I’ve partnered with the KIPP Middle School’s after school program as an Activity Specialist in Fashion Design in 2017. The student population is primarily BIPOC students (particularly African-American and Afro-Caribbean). One of the greatest challenges for me was engaging them with a new way of thinking of fashion as a language form. My mission was to expand their understanding of fashion beyond pop culture and root them in the concept of using fashion as a means of discovering their individual identities. I’m of the belief that the more connected we are with self, the less we’ll be cajoled by the capitalist allure of trends. My students were very receptive, especially to field trips that we took to the Museum at FIT and Refinery29 headquarters where they were challenged to capture recognizable moments of individual style and discuss them in our next session. All of their design challenges pulled from practices in sustainability: repurposing preloved garments, using scraps of fabric to design efficiently, repair techniques, and most importantly honouring Mother Nature as the first great designer. The most telling summation of the experience came from one of my students who at the end of the semester said in a note to me, “When I first came to class I didn’t even know how to sew…and now I can say that I made an outfit inspired by the element of fire.”
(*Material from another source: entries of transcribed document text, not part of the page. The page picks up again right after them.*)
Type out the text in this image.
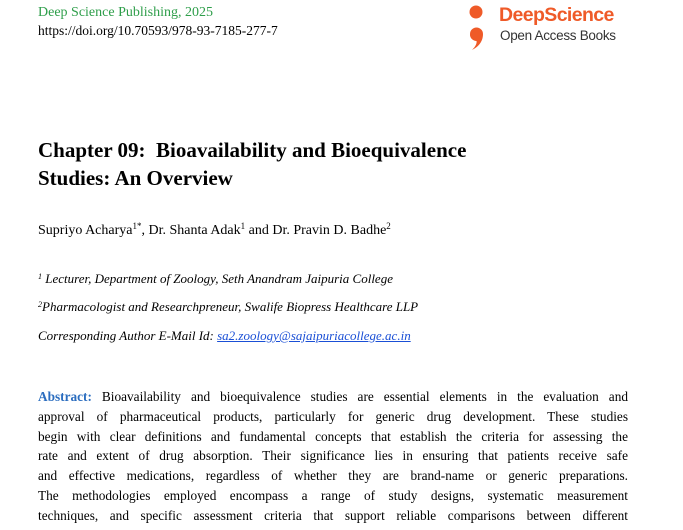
Deep Science Publishing, 2025
https://doi.org/10.70593/978-93-7185-277-7
DeepScience
Open Access Books
Chapter 09:  Bioavailability and Bioequivalence
Studies: An Overview
Supriyo Acharya$^{1*}$, Dr. Shanta Adak$^1$ and Dr. Pravin D. Badhe$^2$
$^1$ Lecturer, Department of Zoology, Seth Anandram Jaipuria College
$^2$Pharmacologist and Researchpreneur, Swalife Biopress Healthcare LLP
Corresponding Author E-Mail Id: sa2.zoology@sajaipuriacollege.ac.in
Abstract: Bioavailability and bioequivalence studies are essential elements in the evaluation and
approval of pharmaceutical products, particularly for generic drug development. These studies
begin with clear definitions and fundamental concepts that establish the criteria for assessing the
rate and extent of drug absorption. Their significance lies in ensuring that patients receive safe
and effective medications, regardless of whether they are brand-name or generic preparations.
The methodologies employed encompass a range of study designs, systematic measurement
techniques, and specific assessment criteria that support reliable comparisons between different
Image courtesy of INTRO X DJ
Where do you hope to see the future of fashion / sustainable fashion as we climb out of a global pandemic and adjust to heightened awareness of our racial pandemic?
I honestly hope to see a shift from the hegemonic brands and publications in Western fashion, and a heightened curiosity for and support of independent small fashion brands. I hope for an awakening to our “essence” and for us [Black people] to liberate ourselves from the validation we seek by being “en vogue” in white-led media companies whose business model doesn’t have Black equity woven into their mission/vision statements or organizational structure. Is it too radical to ask that we continuously celebrate the work of our Black family in the here and now, instead of when they’ve “made it” thus reinforcing the power structure occupied by the white supremacist delusion? Asking for a friend. On the note of sustainability: once we reconnect with our roots (our truth) it will reshape how we experience and interact with fashion. We will understand that reconstruction, repair, and preservation of our garb is in fact very Black, and thus genius.